Illusory Superiority: That Jerk Just Overtook Me in Traffic!
Updated: May 18, 2020
"Our navigators had found a better home for us, and we will move out today!" commands the leader of the tribe. "We will need to cross the valley of the snakes before nightfall, so that we will have a safe place to stay for a night before continuing our journey."
"Affirmative!" and everyone started packing.
As hunters and gatherers, tribes are always on the lookout for a new home that is safe and with accessibility to various food sources. Most possesses minimal personal belongings, every tribe members will be responsible mainly for the tools of their own crafts (eg. hunters will be carrying their weapons, gatherers will be carrying their "baskets", etc.).
Moving swiftly is one of the most important skill required by every tribe member, a slow member of the tribe will be left behind, which ultimately meant an imminent death.
The journey is lead by the leader of the tribe accompanied by the navigators, everyone else is walking behind him/her while the tribe warriors are on high alert, minimizing potential threats to the tribe. Occasionally, the leader will turn around to see if the tribe members are doing OK, and this is a great time for any tribe members to show agility and strength.
Imagine that you are one of the tribe member
It is highly probable that, other than the few individuals that you respect and know that they are more agile than yourself, you felt superior to all the other peers walking alongside of you. All based on your own standards.
While you are walking and munching on your snacks, a peer that is not in your "respect-group" overtook you and starting walking in front of you. How do you think you would feel?
Definitely agitated and intimidated! The next time the leader turns around, you will be falling behind a jerk that just wanted to make you look bad! That jumpy feeling starts to pour, you are feeling nervous and disturbed, thinking "HOW could he/she?"
To demonstrate your agility is very important, sometimes, it's a matter of life or death. The survival instinct had kicked in, carefully planning the next course of action to overtake that jerk as soon as possible.
Now, back to 2020.
Are you a better driver?
Psychological scientists Michael M. Roy and Michael J. Liersch found that most people may rate themselves as better than average drivers, they believe themselves to be more skillful and less risky than the others.
Across four experiments, Roy and Liersch found that people often believed that others, in the contrary, would rate them as a worse driver (about 10% worse) than they rated themselves. Most probably because there is no standard definition for “good driving,” people tend to use their own unique, individual definitions. So, a slow and cautious driver could have a totally different definition of “good driving” than someone who likes to drive fast and aggressively.
So, are you a better driver? Most probably you are, based on your own definitions, like the tribe members 50 thousand years ago.
Why do we think that we are better drivers?
In social psychology terms, illusory superiority is a condition of cognitive bias wherein a person overestimates their own qualities and abilities, in relation to the same qualities and abilities of other people (we think we are better). This illusion is somehow part of human "being". It is not limited to driving, most of us think that we are more intelligent, having more healthy habits, higher IQ or more popular than our peers.

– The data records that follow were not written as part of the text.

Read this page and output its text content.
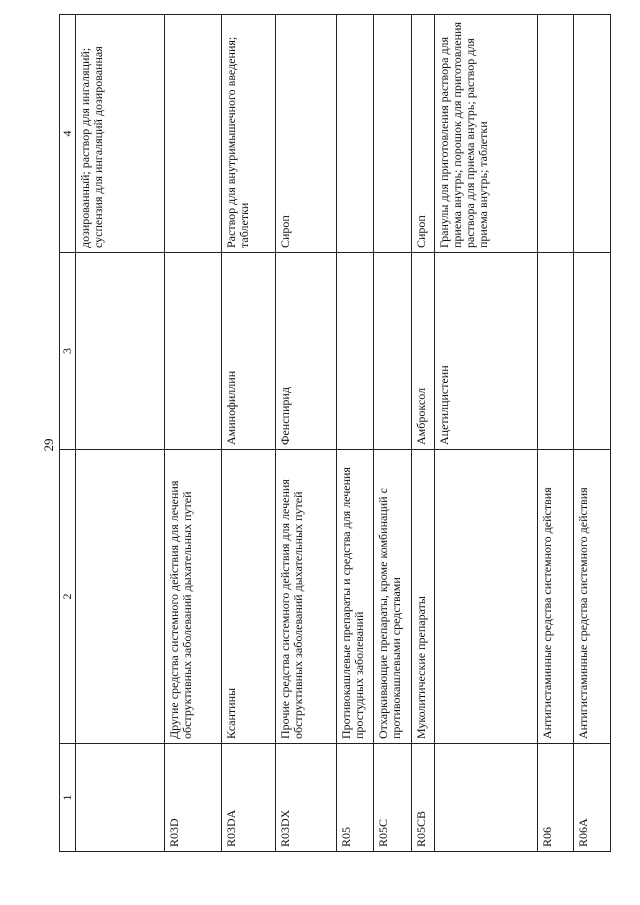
29
1	2	3	4
			дозированный; раствор для ингаляций; суспензия для ингаляций дозированная
R03D	Другие средства системного действия для лечения обструктивных заболеваний дыхательных путей		
R03DA	Ксантины	Аминофиллин	Раствор для внутримышечного введения; таблетки
R03DX	Прочие средства системного действия для лечения обструктивных заболеваний дыхательных путей	Фенспирид	Сироп
R05	Противокашлевые препараты и средства для лечения простудных заболеваний		
R05C	Отхаркивающие препараты, кроме комбинаций с противокашлевыми средствами		
R05CB	Муколитические препараты	Амброксол	Сироп
		Ацетилцистеин	Гранулы для приготовления раствора для приема внутрь; порошок для приготовления раствора для приема внутрь; раствор для приема внутрь; таблетки
R06	Антигистаминные средства системного действия		
R06A	Антигистаминные средства системного действия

When illusory superiority makes us feel that we are better then others, the body will react to that overtaking jerk as a threat, activating related stress chemicals, preparing us for the fight or flight response. So it is very human to feel agitated and intimidated whenever you are overtaken in traffic or at a metro station.

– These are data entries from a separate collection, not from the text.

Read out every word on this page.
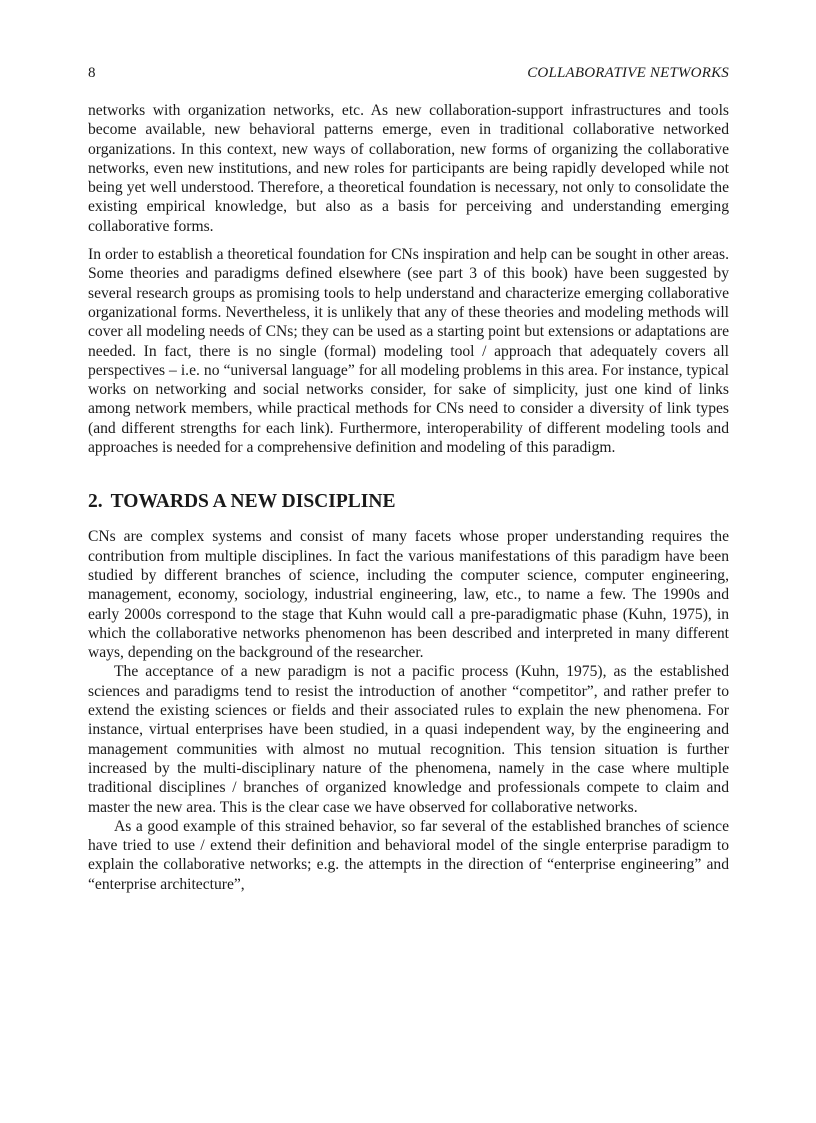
8	COLLABORATIVE NETWORKS

networks with organization networks, etc. As new collaboration-support infrastructures and tools become available, new behavioral patterns emerge, even in traditional collaborative networked organizations. In this context, new ways of collaboration, new forms of organizing the collaborative networks, even new institutions, and new roles for participants are being rapidly developed while not being yet well understood. Therefore, a theoretical foundation is necessary, not only to consolidate the existing empirical knowledge, but also as a basis for perceiving and understanding emerging collaborative forms.

In order to establish a theoretical foundation for CNs inspiration and help can be sought in other areas. Some theories and paradigms defined elsewhere (see part 3 of this book) have been suggested by several research groups as promising tools to help understand and characterize emerging collaborative organizational forms. Nevertheless, it is unlikely that any of these theories and modeling methods will cover all modeling needs of CNs; they can be used as a starting point but extensions or adaptations are needed. In fact, there is no single (formal) modeling tool / approach that adequately covers all perspectives – i.e. no “universal language” for all modeling problems in this area. For instance, typical works on networking and social networks consider, for sake of simplicity, just one kind of links among network members, while practical methods for CNs need to consider a diversity of link types (and different strengths for each link). Furthermore, interoperability of different modeling tools and approaches is needed for a comprehensive definition and modeling of this paradigm.

2. TOWARDS A NEW DISCIPLINE

CNs are complex systems and consist of many facets whose proper understanding requires the contribution from multiple disciplines. In fact the various manifestations of this paradigm have been studied by different branches of science, including the computer science, computer engineering, management, economy, sociology, industrial engineering, law, etc., to name a few. The 1990s and early 2000s correspond to the stage that Kuhn would call a pre-paradigmatic phase (Kuhn, 1975), in which the collaborative networks phenomenon has been described and interpreted in many different ways, depending on the background of the researcher.

The acceptance of a new paradigm is not a pacific process (Kuhn, 1975), as the established sciences and paradigms tend to resist the introduction of another “competitor”, and rather prefer to extend the existing sciences or fields and their associated rules to explain the new phenomena. For instance, virtual enterprises have been studied, in a quasi independent way, by the engineering and management communities with almost no mutual recognition. This tension situation is further increased by the multi-disciplinary nature of the phenomena, namely in the case where multiple traditional disciplines / branches of organized knowledge and professionals compete to claim and master the new area. This is the clear case we have observed for collaborative networks.

As a good example of this strained behavior, so far several of the established branches of science have tried to use / extend their definition and behavioral model of the single enterprise paradigm to explain the collaborative networks; e.g. the attempts in the direction of “enterprise engineering” and “enterprise architecture”,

BUT not without surprise, illusory superiority is actually a positive illusion that provides us with an optimistic view of events in a harsh and cruel world, keeping us from the chronic stress of life itself. Even when experiencing the worst case scenario, we, humans are capable of seeing a negative event with rose color lenses.
What can we do about it?
For starters, be mindful that your brain is wired to amplify negative thoughts in order to make you feel threatened easily, for survival. So, whenever a trickle of anxiety starts to kick in over insignificant matters, be mindful of the subconscious body, take deep breaths in order to delay the response, always make an effort to avoid body-over-mind.
This mindfulness of both the inner workings of your brain and the outer mechanisms of fear-promotion can by itself make you less prone to needless fear.
Then you won't be so vulnerable to intimidation by apparent threats that are in fact manageable, but blown out of proportion by the ancient human instinct.